75 % weniger Besucher: Nordkap-Bewohner erleben rabenschwarzen Juli

In normalen Zeiten konnte man sich darauf verlassen, dass Norwegens nördlichstem Punkt – dem Nordkap – die Besucher nicht ausgehen.

Nordkap Norwegen Reisen
Aussichtsplattform auf dem Nordkapplateau, wo sich normalerweise die Touristenscharen diue Klinke in die Hand geben, ist in diesem Jahr nahezu verwaist. (Foto: Rita Asztalos)
Im Juli letzten Jahres zum Beispiel waren an dem Felsen etwa 85.000 Besucherinnen und Besucher zu Gast. Gemessen an Ibiza oder Malle ist das natürlich nichts, aber für das Nordkap reichte es allemal.

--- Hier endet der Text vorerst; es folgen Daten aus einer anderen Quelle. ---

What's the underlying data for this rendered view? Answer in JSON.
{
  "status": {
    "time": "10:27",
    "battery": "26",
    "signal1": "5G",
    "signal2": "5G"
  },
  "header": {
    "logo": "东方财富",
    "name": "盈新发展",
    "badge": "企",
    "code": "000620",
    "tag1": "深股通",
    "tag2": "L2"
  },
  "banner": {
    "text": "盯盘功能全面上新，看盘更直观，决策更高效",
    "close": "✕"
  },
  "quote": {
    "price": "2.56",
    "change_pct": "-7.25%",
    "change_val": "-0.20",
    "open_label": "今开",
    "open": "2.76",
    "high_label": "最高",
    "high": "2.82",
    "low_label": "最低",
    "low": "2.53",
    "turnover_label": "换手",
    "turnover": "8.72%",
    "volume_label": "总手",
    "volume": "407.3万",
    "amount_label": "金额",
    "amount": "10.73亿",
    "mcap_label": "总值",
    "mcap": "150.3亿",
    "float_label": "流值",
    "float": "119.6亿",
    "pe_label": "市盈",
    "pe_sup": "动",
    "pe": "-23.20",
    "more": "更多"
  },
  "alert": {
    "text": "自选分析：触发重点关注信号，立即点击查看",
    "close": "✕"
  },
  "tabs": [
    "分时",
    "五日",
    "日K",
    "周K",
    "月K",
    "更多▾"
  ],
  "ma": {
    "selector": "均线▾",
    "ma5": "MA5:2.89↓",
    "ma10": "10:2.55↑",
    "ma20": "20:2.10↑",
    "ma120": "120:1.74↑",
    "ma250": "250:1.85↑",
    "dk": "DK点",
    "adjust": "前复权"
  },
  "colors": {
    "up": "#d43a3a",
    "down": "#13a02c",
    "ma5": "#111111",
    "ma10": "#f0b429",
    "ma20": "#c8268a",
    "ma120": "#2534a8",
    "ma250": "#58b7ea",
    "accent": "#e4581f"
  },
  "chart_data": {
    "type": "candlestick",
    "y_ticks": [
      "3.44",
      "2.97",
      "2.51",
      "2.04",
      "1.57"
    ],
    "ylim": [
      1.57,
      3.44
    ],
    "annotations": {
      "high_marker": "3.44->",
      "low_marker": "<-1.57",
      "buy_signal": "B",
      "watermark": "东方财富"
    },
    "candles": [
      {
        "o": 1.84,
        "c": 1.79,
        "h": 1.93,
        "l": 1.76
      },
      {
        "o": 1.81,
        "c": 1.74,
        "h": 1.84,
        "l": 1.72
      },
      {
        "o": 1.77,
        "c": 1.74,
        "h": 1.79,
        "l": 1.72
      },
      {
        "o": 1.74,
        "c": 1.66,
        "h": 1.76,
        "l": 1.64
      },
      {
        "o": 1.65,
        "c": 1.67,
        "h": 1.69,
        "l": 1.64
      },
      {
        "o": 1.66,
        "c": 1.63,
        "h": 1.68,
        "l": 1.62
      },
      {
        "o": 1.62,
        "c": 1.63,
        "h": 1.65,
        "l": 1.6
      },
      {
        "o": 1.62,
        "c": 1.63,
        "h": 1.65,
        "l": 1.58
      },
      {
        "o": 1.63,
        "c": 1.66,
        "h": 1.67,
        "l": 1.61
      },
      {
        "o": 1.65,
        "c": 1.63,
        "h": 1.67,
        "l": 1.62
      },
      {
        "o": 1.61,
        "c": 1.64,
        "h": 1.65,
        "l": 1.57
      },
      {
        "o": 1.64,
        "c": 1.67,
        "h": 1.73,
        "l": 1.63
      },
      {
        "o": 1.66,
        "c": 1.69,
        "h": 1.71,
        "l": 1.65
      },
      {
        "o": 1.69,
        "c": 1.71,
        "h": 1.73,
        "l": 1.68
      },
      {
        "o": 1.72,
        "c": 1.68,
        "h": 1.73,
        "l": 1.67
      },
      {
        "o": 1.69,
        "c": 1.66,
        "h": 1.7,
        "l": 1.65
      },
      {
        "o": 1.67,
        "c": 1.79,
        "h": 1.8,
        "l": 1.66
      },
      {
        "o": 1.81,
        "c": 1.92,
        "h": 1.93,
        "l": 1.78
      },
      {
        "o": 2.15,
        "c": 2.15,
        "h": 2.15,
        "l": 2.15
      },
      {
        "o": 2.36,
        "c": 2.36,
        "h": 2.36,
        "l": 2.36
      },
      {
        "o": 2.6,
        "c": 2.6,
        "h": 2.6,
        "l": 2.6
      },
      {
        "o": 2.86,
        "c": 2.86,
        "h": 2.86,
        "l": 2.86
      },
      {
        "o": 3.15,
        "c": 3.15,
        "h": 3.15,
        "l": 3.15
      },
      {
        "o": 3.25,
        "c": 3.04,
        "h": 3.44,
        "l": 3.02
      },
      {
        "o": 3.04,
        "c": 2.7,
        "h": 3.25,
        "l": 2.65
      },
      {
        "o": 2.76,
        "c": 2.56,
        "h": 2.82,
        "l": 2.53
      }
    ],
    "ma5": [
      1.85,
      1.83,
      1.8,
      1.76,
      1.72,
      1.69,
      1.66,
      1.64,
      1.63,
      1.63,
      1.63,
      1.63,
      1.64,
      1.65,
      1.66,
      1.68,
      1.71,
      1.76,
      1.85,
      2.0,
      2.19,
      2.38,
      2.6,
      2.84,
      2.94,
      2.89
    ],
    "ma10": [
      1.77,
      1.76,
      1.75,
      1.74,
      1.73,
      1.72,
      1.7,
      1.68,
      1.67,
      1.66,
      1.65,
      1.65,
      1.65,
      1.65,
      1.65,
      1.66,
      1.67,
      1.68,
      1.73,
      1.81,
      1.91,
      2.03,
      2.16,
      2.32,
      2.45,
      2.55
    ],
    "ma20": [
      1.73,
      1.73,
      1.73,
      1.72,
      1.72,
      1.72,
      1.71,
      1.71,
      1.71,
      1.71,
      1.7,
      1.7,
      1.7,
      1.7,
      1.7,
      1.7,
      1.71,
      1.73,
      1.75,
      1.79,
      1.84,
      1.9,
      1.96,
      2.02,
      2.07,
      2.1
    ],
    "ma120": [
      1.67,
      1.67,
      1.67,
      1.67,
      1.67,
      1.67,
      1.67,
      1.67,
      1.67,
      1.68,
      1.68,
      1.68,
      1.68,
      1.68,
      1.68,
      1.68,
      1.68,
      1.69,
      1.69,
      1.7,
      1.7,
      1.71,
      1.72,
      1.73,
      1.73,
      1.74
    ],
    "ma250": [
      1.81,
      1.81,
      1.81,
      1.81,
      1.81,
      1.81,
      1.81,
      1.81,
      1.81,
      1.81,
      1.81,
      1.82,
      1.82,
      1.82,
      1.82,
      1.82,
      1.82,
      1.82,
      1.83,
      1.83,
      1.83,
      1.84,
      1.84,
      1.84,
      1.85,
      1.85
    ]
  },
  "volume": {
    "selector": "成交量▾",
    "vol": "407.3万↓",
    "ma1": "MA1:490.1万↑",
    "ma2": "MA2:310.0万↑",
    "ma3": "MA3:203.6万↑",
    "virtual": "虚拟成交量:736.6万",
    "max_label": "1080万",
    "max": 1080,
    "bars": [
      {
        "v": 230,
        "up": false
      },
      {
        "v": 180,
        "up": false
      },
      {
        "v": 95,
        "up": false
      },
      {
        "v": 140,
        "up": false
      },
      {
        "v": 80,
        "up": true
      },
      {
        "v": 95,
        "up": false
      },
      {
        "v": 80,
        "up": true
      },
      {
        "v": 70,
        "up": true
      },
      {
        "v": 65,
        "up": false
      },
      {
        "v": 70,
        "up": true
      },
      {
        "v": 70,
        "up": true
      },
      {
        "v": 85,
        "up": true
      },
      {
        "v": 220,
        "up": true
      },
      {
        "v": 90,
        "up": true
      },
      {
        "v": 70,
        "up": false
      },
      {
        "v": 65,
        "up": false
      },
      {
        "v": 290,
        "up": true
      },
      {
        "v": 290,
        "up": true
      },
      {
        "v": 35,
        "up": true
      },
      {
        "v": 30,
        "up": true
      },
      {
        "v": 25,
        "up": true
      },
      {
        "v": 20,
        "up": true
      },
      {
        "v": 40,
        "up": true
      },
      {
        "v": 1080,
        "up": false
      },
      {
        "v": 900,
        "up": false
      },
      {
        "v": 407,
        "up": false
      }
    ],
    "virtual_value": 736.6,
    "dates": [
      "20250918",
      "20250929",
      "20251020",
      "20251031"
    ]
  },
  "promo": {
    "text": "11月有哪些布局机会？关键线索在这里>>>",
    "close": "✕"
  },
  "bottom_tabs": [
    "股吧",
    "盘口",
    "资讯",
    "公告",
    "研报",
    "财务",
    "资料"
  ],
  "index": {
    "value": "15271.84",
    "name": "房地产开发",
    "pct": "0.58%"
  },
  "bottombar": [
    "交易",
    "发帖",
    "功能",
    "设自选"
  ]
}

Hier, wo sonst nur ein wenig Industrie und Fischerei angesiedelt sind, hat man sich in der jüngeren Vergangenheit immer blind auf den Tourismus verlassen können.

Was sollte auch schiefgehen? Das Nordkap schien schlichtweg krisenfest zu sein. Dann jedoch kam Corona, und mit dem Virus änderte sich alles.

Im Juli 2020 kamen gerade einmal 19.000 Personen zu Besuch, was für die Region nicht nur verdammt wenig ist, sondern auch dramatische wirtschaftliche Folgen haben dürfte.

Zunächst einmal fallen schon seit Monaten jene Tagestouristen weg, die in Normalzeiten von ihren Kreuzfahrtschiffen an Land gehen, um das Nordkap zu besuchen.

Nicht so 2020, das für den Tourismus zur See ein einziges großes Desaster zu werden scheint. Heißt also: Kein Schiff, kein Zwischenstopp am Nordkap – und letztlich keine Touris, die sich die Besichtigung des Felsens mit Kaffee und Kuchen oder dem Kauf von Souvenirs veredeln.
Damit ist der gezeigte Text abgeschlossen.